Harman’s Membership accords with his connexions and experience. His domicile at Rendlesham lay six miles from Orford, for which he is known to have sat in three Parliaments, but he may have sat for it more often as in August 1554 a Suffolk man deposed that he and Richard Poty had been ‘chosen burgesses for the said town at several times and served in Parliament accordingly’. If this meant that the two men sat together, the only possible Parliaments would have been those of 1536 and 1539, when the name of neither Member survives. Harman also sat for Bletchingley in April 1554, probably with the help of his third wife Anne Devereux, who held lands in the locality: other relatives of his there may have been sufficiently well placed to promote his return following the imprisonment of (Sir) Thomas Cawarden who usually exercised the patronage at Bletchingley.

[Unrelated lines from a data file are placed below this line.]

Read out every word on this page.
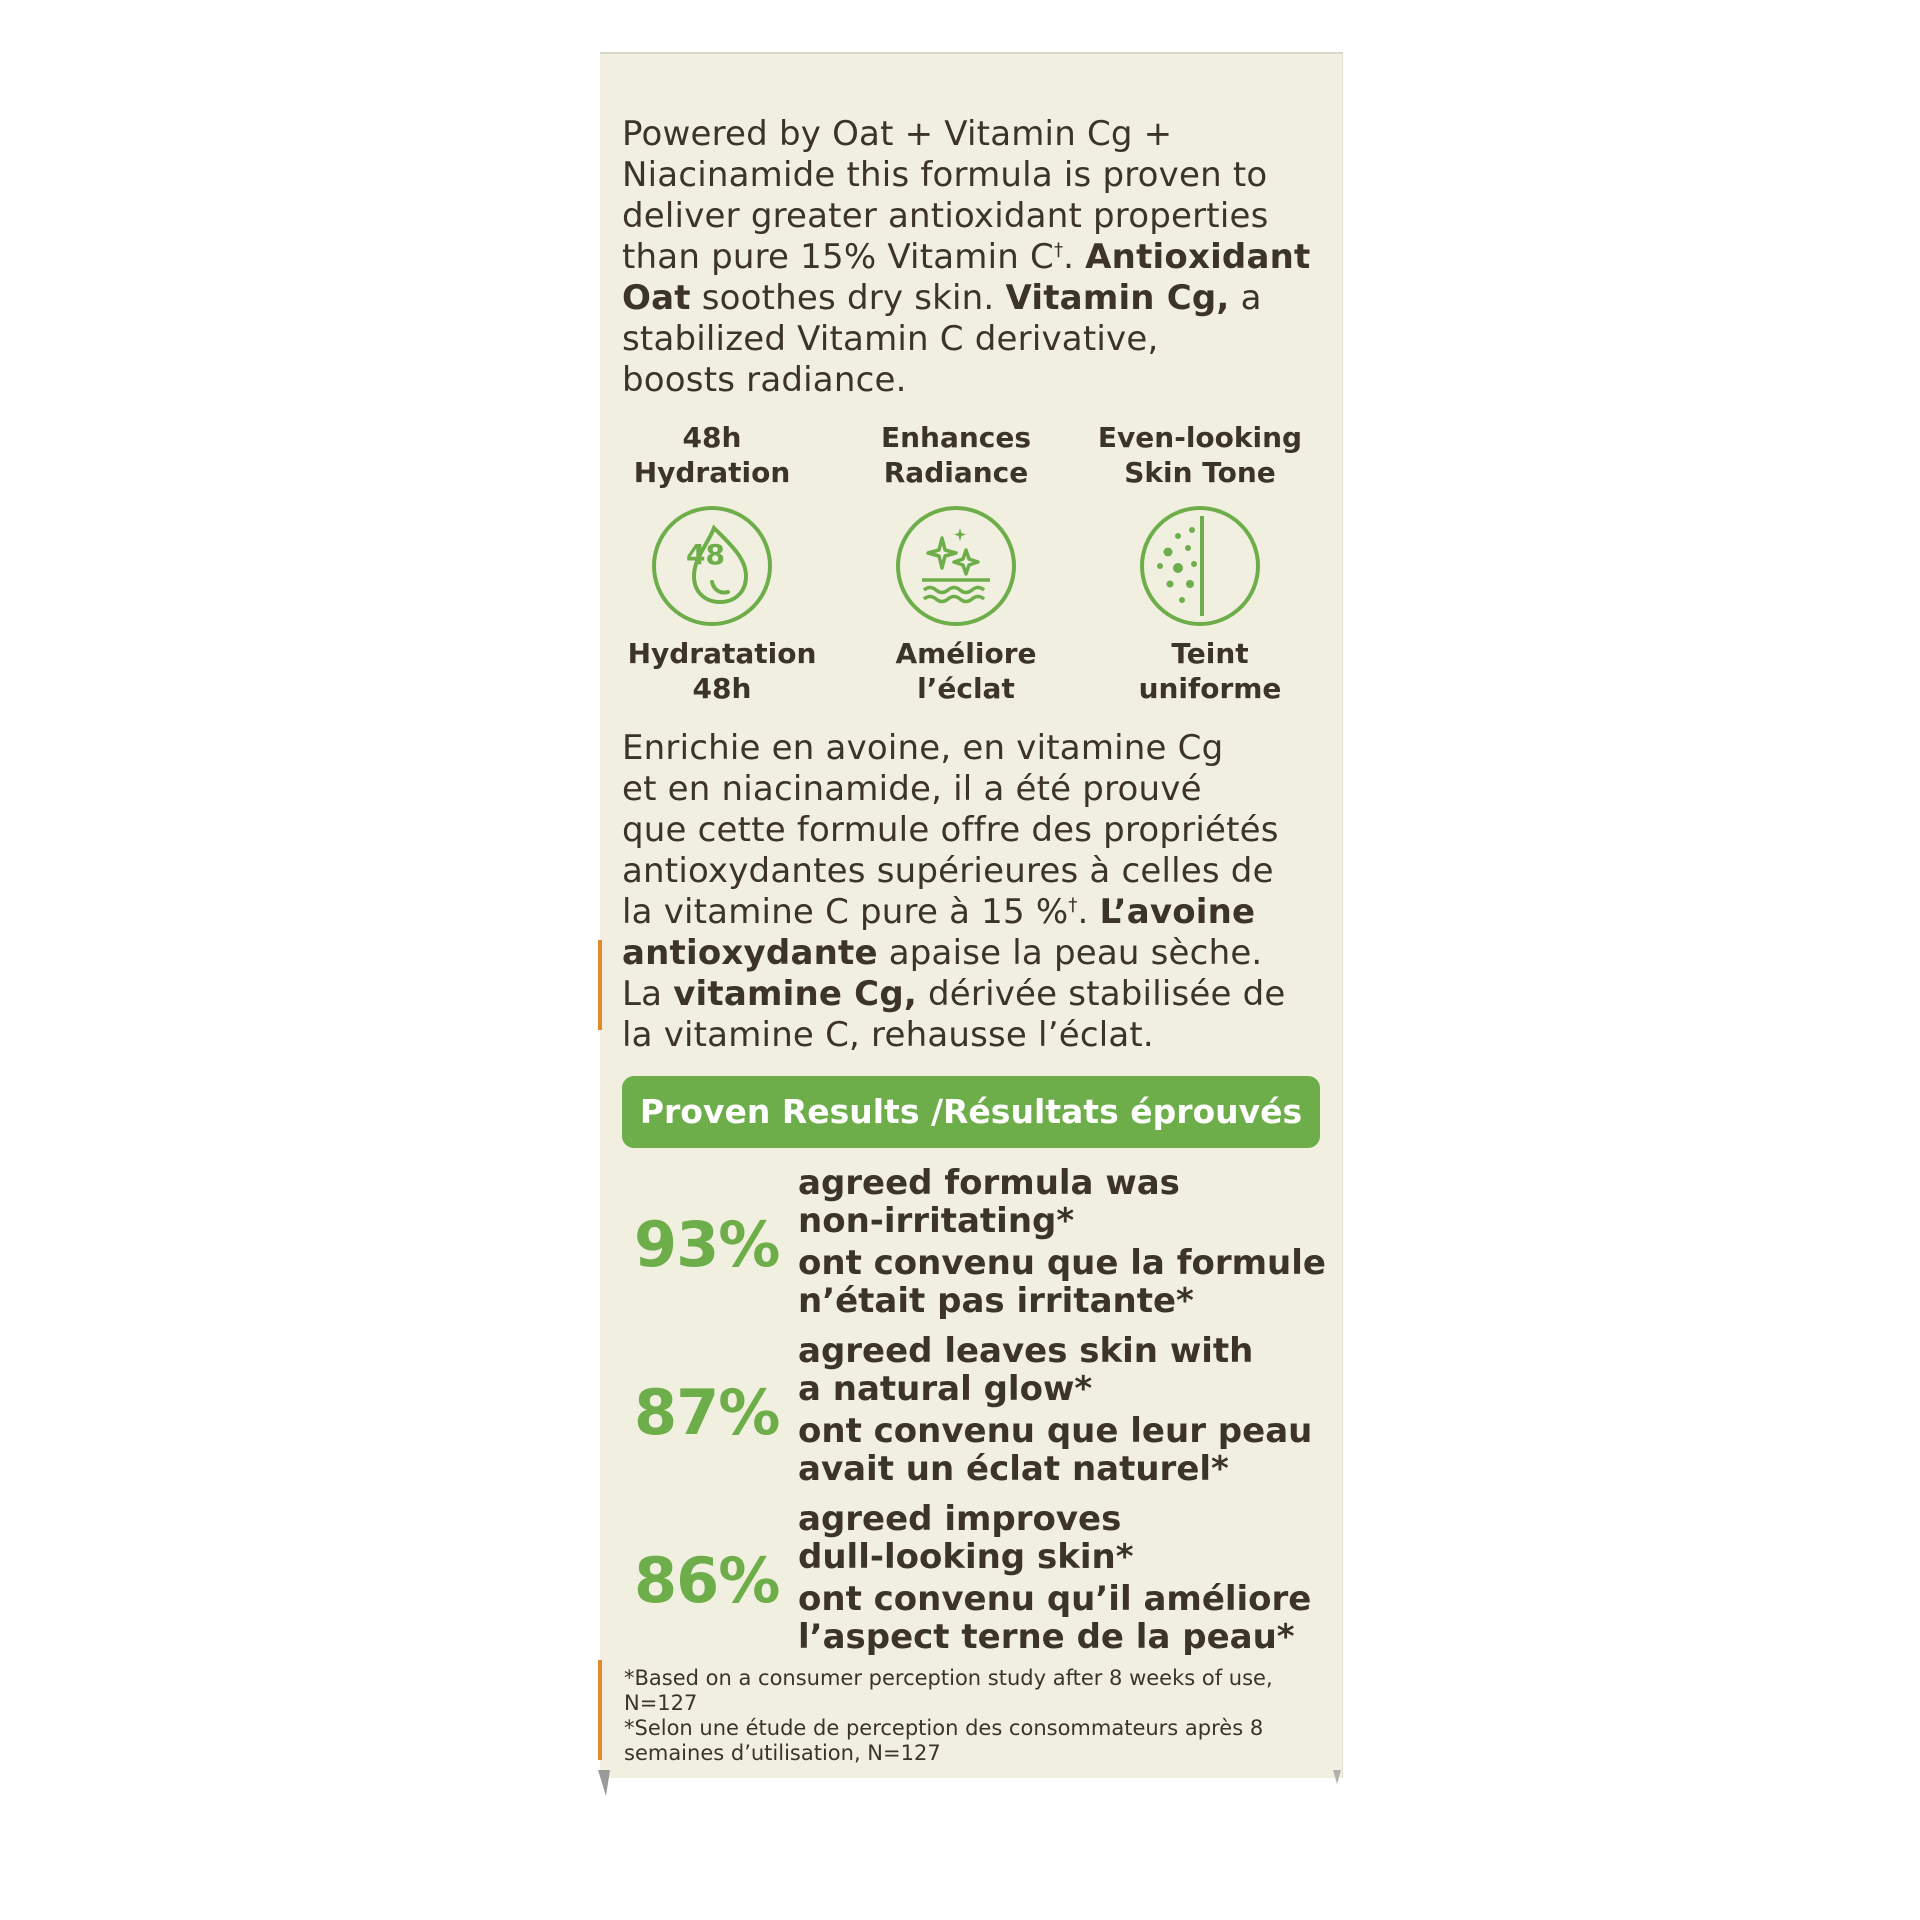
Powered by Oat + Vitamin Cg +
Niacinamide this formula is proven to
deliver greater antioxidant properties
than pure 15% Vitamin C†. Antioxidant
Oat soothes dry skin. Vitamin Cg, a
stabilized Vitamin C derivative,
boosts radiance.
48h
Hydration
48
Hydratation
48h
Enhances
Radiance
Améliore
l’éclat
Even-looking
Skin Tone
Teint
uniforme
Enrichie en avoine, en vitamine Cg
et en niacinamide, il a été prouvé
que cette formule offre des propriétés
antioxydantes supérieures à celles de
la vitamine C pure à 15 %†. L’avoine
antioxydante apaise la peau sèche.
La vitamine Cg, dérivée stabilisée de
la vitamine C, rehausse l’éclat.
Proven Results /Résultats éprouvés
93%
agreed formula was
non-irritating*
ont convenu que la formule
n’était pas irritante*
87%
agreed leaves skin with
a natural glow*
ont convenu que leur peau
avait un éclat naturel*
86%
agreed improves
dull-looking skin*
ont convenu qu’il améliore
l’aspect terne de la peau*
*Based on a consumer perception study after 8 weeks of use, N=127
*Selon une étude de perception des consommateurs après 8
semaines d’utilisation, N=127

On the list of Members for the Parliament later in the same year Harman’s name is struck through with that of his fellow-Member for Orford, Leonard Sandell, but there is no doubt of his Membership on this occasion. He was not present when the House was called early in January 1555, and for this dereliction he was informed against in the King’s bench in the following Easter term: a writ of venire facias was sent to the sheriff but no further process is recorded. Harman’s absence at the call was perhaps connected with the promotion of the bill assuring Sir William Willoughby, 1st Baron Willoughby of Parham, of his title to the inheritance of the Duchess of Suffolk if she died childless, which was rejected on a division in mid January, and the rejection of this bill may in turn have dissuaded Willoughby from lending his support to Harman’s return to the next two Parliaments. Harman is last glimpsed at the funeral of Mary in December 1558. If he made a will it has not been found.9

Ref Volumes: 1509-1558

Author: M. K. Dale

Notes

  • 1. E111/48.
  • 2. Ibid.
  • 3. Hatfield 207.
  • 4. Huntington Lib. Hastings mss Parl. pprs.
  • 5. Date of birth estimated from affray of 1530. Copinger, Suff. Manors, iv. 318; Suckling, Suff. ii. 367; Add. 19134, f. 193v; Req.2/301/57; PCC 41 Porch, 24 Spert; The Gen. n.s. xxviii. 116 and n; CP40/1142, r. 684.
  • 6. LP Hen. VIII, xiv, xvi, xix, xxi; Stowe 571, f. 30v; LC2/4/2; E101/423/12, ff. 8, 40.
  • 7. Leland, Itin. ed. Smith, iv. 75; Copinger, iv. 318, 323; PCC 41 Porch; St.Ch.2/25/29, 34/74; C1/726/4, 767/35, 1148/30; Req.2/301/57.
  • 8. PCC 41 Porch, 28 Jankyn; C1/767/35; LP Hen. VIII, i, xv, xvi, xix, xxi; APC, ii. 129; LC2/4/7, f. 18.
  • 9. E111/48; Huntington Lib. Hastings mss Parl. pprs.; KB29/188, rot. 48v.